Für das Jahr 2010 gibt die Deutsche Beobachtungsstelle für Drogen und Drogensucht (DBDD) einen durchschnittlichen THC-Gehalt von 8,2 % für Gras und von 6,8 % für Haschisch an (Reitox-Report 2011). Im Vergleich mit den Angaben von 1997 zeigen sich insgesamt nur geringe Veränderungen, wobei der Wirkstoffgehalt des Marihuanas leicht gestiegen und der des Cannabisharzes sogar leicht zurückgegangen ist.«

Gemäß der Studie von P. B. Baker, K. R. Bagon und T. A. Gough, die im Jahre 1980 in der Zeitschrift »Bulletin on Narcotics« (Nr. 1/1980, S. 47-54) erschien, lag der durchschnittliche THC-Gehalt in untersuchten Haschischproben im Jahr 1978 bei 7,9 %. Der höchste Wert (26 %) wurde in einer Haschischprobe aus Indien festgestellt. Vor 30 Jahren wurden in Haschischsorten also ähnlich hohe THC-Gehalte vorgefunden wie in den letzten zehn Jahren. Früher wurde mehr Haschisch als Gras geraucht.

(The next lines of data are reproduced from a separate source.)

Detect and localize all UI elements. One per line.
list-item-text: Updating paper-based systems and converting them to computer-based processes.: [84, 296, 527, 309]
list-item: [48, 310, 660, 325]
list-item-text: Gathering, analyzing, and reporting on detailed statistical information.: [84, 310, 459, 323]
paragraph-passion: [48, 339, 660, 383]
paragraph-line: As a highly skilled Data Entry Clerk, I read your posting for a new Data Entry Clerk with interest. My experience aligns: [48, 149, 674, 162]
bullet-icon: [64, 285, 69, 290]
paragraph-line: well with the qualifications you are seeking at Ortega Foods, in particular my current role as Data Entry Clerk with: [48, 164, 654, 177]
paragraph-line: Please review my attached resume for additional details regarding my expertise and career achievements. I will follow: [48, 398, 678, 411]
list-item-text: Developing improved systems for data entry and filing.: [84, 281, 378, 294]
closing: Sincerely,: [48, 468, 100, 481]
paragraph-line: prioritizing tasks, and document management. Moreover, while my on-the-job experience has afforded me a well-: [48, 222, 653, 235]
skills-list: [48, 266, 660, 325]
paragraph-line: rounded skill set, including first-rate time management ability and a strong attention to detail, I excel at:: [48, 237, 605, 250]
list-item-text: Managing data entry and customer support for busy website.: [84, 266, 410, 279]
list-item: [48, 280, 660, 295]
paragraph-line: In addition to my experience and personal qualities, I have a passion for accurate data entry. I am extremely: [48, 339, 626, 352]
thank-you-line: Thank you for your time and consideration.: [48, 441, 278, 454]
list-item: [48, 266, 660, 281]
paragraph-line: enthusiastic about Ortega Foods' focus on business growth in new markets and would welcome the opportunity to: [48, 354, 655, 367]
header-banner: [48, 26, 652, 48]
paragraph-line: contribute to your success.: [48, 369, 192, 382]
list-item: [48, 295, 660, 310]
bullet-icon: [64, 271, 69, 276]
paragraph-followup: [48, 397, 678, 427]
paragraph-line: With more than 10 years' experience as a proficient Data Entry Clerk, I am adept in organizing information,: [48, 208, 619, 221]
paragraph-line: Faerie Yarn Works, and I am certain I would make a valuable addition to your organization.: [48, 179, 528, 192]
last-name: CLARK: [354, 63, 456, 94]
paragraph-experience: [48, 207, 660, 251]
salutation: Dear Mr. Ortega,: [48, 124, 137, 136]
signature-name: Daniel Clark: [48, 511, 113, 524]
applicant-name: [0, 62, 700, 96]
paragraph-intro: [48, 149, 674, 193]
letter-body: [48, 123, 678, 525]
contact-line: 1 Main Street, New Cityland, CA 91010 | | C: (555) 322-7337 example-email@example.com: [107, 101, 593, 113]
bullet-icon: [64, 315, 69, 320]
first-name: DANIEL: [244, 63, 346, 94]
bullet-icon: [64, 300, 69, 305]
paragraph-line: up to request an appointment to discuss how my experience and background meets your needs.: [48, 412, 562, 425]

Zu der Frage, ob das heute verfügbare Haschisch abhängiger macht als früher, muss selbst das "European Monitoring Centre for Drugs and Drug Addiction" zugeben, im Dunkeln zu tappen:" Aus den nationalen Berichten der Mitgliedstaaten geht hervor, dass die Behandlungsnachfrage wegen Cannabisabhängigkeit vermutlich auf eine Zunahme von Problemen, insbesondere im Zusammenhang mit intensivem Cannabiskonsum, zurückzuführen ist. Es sollte jedoch darauf hingewiesen werden, dass systematische und vergleichbare Daten über die Probleme von Cannabiskonsumenten weitgehend fehlen." (siehe: http://ar2004.emcdda.europa.eu/de/page109-de.html), interessant ist aber auch die Fachinformation "Wie gefährlich ist Cannabis?" Metastudie von Frau Dr. Nicole Krumdiek (als Download unten verfügbar). Jeder, der schon mal gekifft hat, weiß: ist der THC-Gehalt hoch, portioniert man geringer - nicht höher. Außerdem raucht man dann allgemein weniger. Man wird ja immer breiter. Man orientiert sich also – wie beim Alkohol - an der Konsumeinheit. Also ein "Kurzer", wie ein Jägermeister, hat eine hohe Prozentzahl an Alkohol und ein entsprechend kleines Trinkgefäß.